Furthermore, it might be worth each node pushing the list of extensions and their singleton ID on connection (assuming not resume) so we dont need to special case root=0, although I'm not sure if this is genuinly better, or just moving one specail case to another special case.

daeken commented 2 years ago

Also, it might be worth list_extensions on root returning a [](string, objId) (assuming a tuple syntax), so you dont need to make a get_singletons call, as you pritty much always need to do that.

This would be needlessly expensive if there's minimal overlap in extensions between the Browser and Cosm, or in cases where a connection is only going to use a single interface or whatnot.

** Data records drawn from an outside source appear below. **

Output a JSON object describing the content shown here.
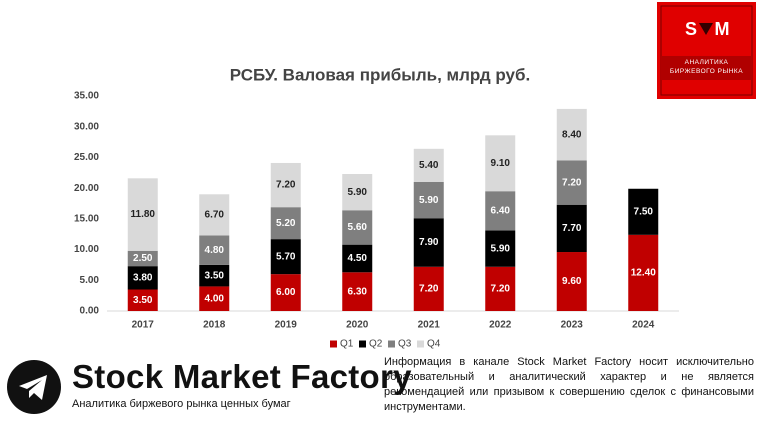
{
  "chart_data": {
    "type": "stacked_bar",
    "title": "РСБУ. Валовая прибыль, млрд руб.",
    "categories": [
      "2017",
      "2018",
      "2019",
      "2020",
      "2021",
      "2022",
      "2023",
      "2024"
    ],
    "series": [
      {
        "name": "Q1",
        "color": "#c00000",
        "values": [
          3.5,
          4.0,
          6.0,
          6.3,
          7.2,
          7.2,
          9.6,
          12.4
        ],
        "value_labels": [
          "3.50",
          "4.00",
          "6.00",
          "6.30",
          "7.20",
          "7.20",
          "9.60",
          "12.40"
        ]
      },
      {
        "name": "Q2",
        "color": "#000000",
        "values": [
          3.8,
          3.5,
          5.7,
          4.5,
          7.9,
          5.9,
          7.7,
          7.5
        ],
        "value_labels": [
          "3.80",
          "3.50",
          "5.70",
          "4.50",
          "7.90",
          "5.90",
          "7.70",
          "7.50"
        ]
      },
      {
        "name": "Q3",
        "color": "#7f7f7f",
        "values": [
          2.5,
          4.8,
          5.2,
          5.6,
          5.9,
          6.4,
          7.2,
          null
        ],
        "value_labels": [
          "2.50",
          "4.80",
          "5.20",
          "5.60",
          "5.90",
          "6.40",
          "7.20",
          null
        ]
      },
      {
        "name": "Q4",
        "color": "#d9d9d9",
        "values": [
          11.8,
          6.7,
          7.2,
          5.9,
          5.4,
          9.1,
          8.4,
          null
        ],
        "value_labels": [
          "11.80",
          "6.70",
          "7.20",
          "5.90",
          "5.40",
          "9.10",
          "8.40",
          null
        ]
      }
    ],
    "ylim": [
      0,
      35
    ],
    "yticks": [
      {
        "value": 0,
        "label": "0.00"
      },
      {
        "value": 5,
        "label": "5.00"
      },
      {
        "value": 10,
        "label": "10.00"
      },
      {
        "value": 15,
        "label": "15.00"
      },
      {
        "value": 20,
        "label": "20.00"
      },
      {
        "value": 25,
        "label": "25.00"
      },
      {
        "value": 30,
        "label": "30.00"
      },
      {
        "value": 35,
        "label": "35.00"
      }
    ],
    "grid": false,
    "legend": "bottom"
  },
  "logo": {
    "left": "S",
    "right": "M",
    "caption": "АНАЛИТИКА БИРЖЕВОГО РЫНКА"
  },
  "footer": {
    "brand": "Stock Market Factory",
    "tagline": "Аналитика биржевого рынка ценных бумаг",
    "disclaimer": "Информация в канале Stock Market Factory носит исключительно образовательный и аналитический характер и не является рекомендацией или призывом к совершению сделок с финансовыми инструментами."
  }
}
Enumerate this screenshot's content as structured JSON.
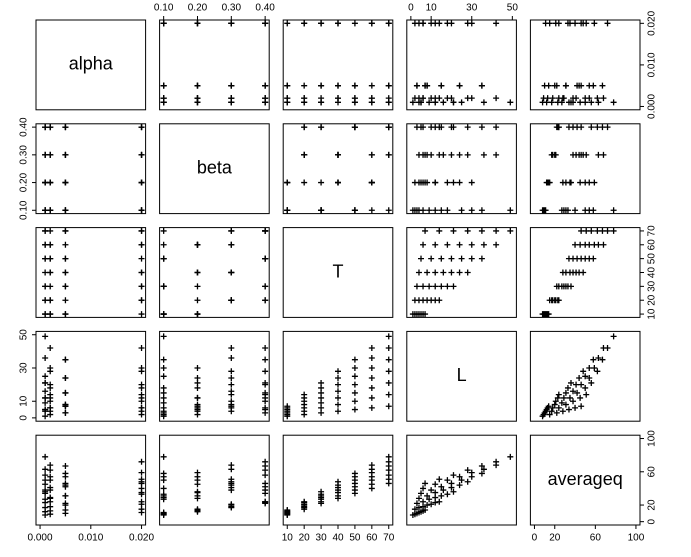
{
  "chart_data": {
    "type": "scatter-matrix",
    "variables": [
      {
        "name": "alpha",
        "lim": [
          0,
          0.02
        ],
        "ticks": [
          {
            "value": 0,
            "label": "0.000"
          },
          {
            "value": 0.01,
            "label": "0.010"
          },
          {
            "value": 0.02,
            "label": "0.020"
          }
        ],
        "values": [
          0.001,
          0.002,
          0.005,
          0.02,
          0.001,
          0.002,
          0.005,
          0.02,
          0.001,
          0.002,
          0.005,
          0.02,
          0.001,
          0.002,
          0.005,
          0.02,
          0.001,
          0.002,
          0.005,
          0.02,
          0.001,
          0.002,
          0.005,
          0.02,
          0.001,
          0.002,
          0.005,
          0.02,
          0.001,
          0.002,
          0.005,
          0.02,
          0.001,
          0.002,
          0.005,
          0.02,
          0.001,
          0.002,
          0.005,
          0.02,
          0.001,
          0.002,
          0.005,
          0.02,
          0.001,
          0.002,
          0.005,
          0.02,
          0.001
        ]
      },
      {
        "name": "beta",
        "lim": [
          0.1,
          0.4
        ],
        "ticks": [
          {
            "value": 0.1,
            "label": "0.10"
          },
          {
            "value": 0.2,
            "label": "0.20"
          },
          {
            "value": 0.3,
            "label": "0.30"
          },
          {
            "value": 0.4,
            "label": "0.40"
          }
        ],
        "values": [
          0.1,
          0.1,
          0.1,
          0.1,
          0.2,
          0.2,
          0.2,
          0.2,
          0.3,
          0.3,
          0.3,
          0.3,
          0.4,
          0.4,
          0.4,
          0.4,
          0.1,
          0.1,
          0.1,
          0.1,
          0.2,
          0.2,
          0.2,
          0.2,
          0.3,
          0.3,
          0.3,
          0.3,
          0.4,
          0.4,
          0.4,
          0.4,
          0.1,
          0.1,
          0.1,
          0.1,
          0.2,
          0.2,
          0.2,
          0.2,
          0.3,
          0.3,
          0.3,
          0.3,
          0.4,
          0.4,
          0.4,
          0.4,
          0.1
        ]
      },
      {
        "name": "T",
        "lim": [
          10,
          70
        ],
        "ticks": [
          10,
          20,
          30,
          40,
          50,
          60,
          70
        ],
        "values": [
          10,
          10,
          10,
          10,
          10,
          10,
          10,
          20,
          20,
          20,
          20,
          20,
          20,
          20,
          30,
          30,
          30,
          30,
          30,
          30,
          30,
          40,
          40,
          40,
          40,
          40,
          40,
          40,
          50,
          50,
          50,
          50,
          50,
          50,
          50,
          60,
          60,
          60,
          60,
          60,
          60,
          60,
          70,
          70,
          70,
          70,
          70,
          70,
          70
        ]
      },
      {
        "name": "L",
        "lim": [
          0,
          50
        ],
        "ticks": [
          0,
          10,
          30,
          50
        ],
        "values": [
          1,
          2,
          3,
          4,
          5,
          6,
          7,
          2,
          4,
          6,
          8,
          10,
          12,
          14,
          3,
          6,
          9,
          12,
          15,
          18,
          21,
          4,
          8,
          12,
          16,
          20,
          24,
          28,
          5,
          10,
          15,
          20,
          25,
          30,
          35,
          6,
          12,
          18,
          24,
          30,
          36,
          42,
          7,
          14,
          21,
          28,
          35,
          42,
          49
        ]
      },
      {
        "name": "averageq",
        "lim": [
          0,
          100
        ],
        "ticks": [
          0,
          20,
          60,
          100
        ],
        "values": [
          8,
          9,
          10,
          11,
          12,
          13,
          14,
          15,
          17,
          18,
          20,
          21,
          23,
          24,
          22,
          24,
          27,
          29,
          31,
          33,
          36,
          28,
          31,
          35,
          38,
          41,
          44,
          48,
          34,
          38,
          42,
          46,
          50,
          54,
          58,
          40,
          45,
          50,
          54,
          59,
          63,
          68,
          46,
          51,
          56,
          62,
          67,
          72,
          78
        ]
      }
    ]
  }
}
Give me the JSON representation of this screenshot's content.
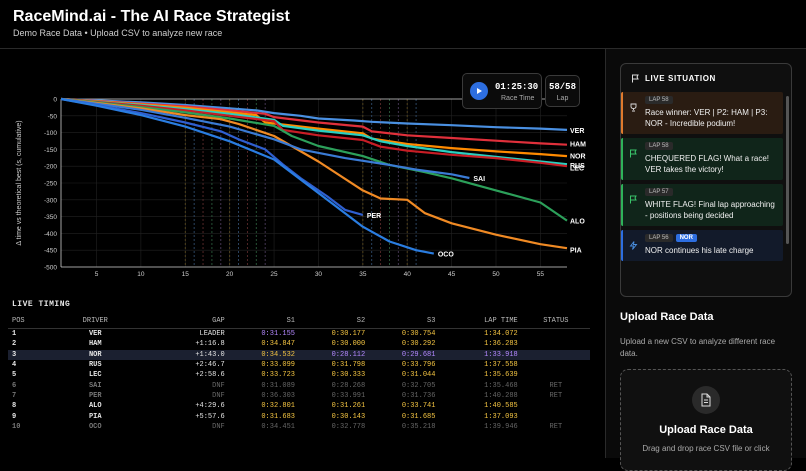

I think we should keep them separate, especially since we have the bulk get_singletons call.

Furthermore, it might be worth each node pushing the list of extensions and their singleton ID on connection

That adds another special-case to the handshake process, which currently is super minimal. I think we should leave that as-is, especially since I don't think sending the singletons themselves in the list call is a good idea in the first place.

However, I wouldn't be 100% opposed to a single call that the Browser or Cosm sends to the other side, where the extension list is passed by one party, and the opposite is returned by the other party. It'd cut out two round-trips. But tbh, I think it's unnecessary right now; we can worry about that much later on.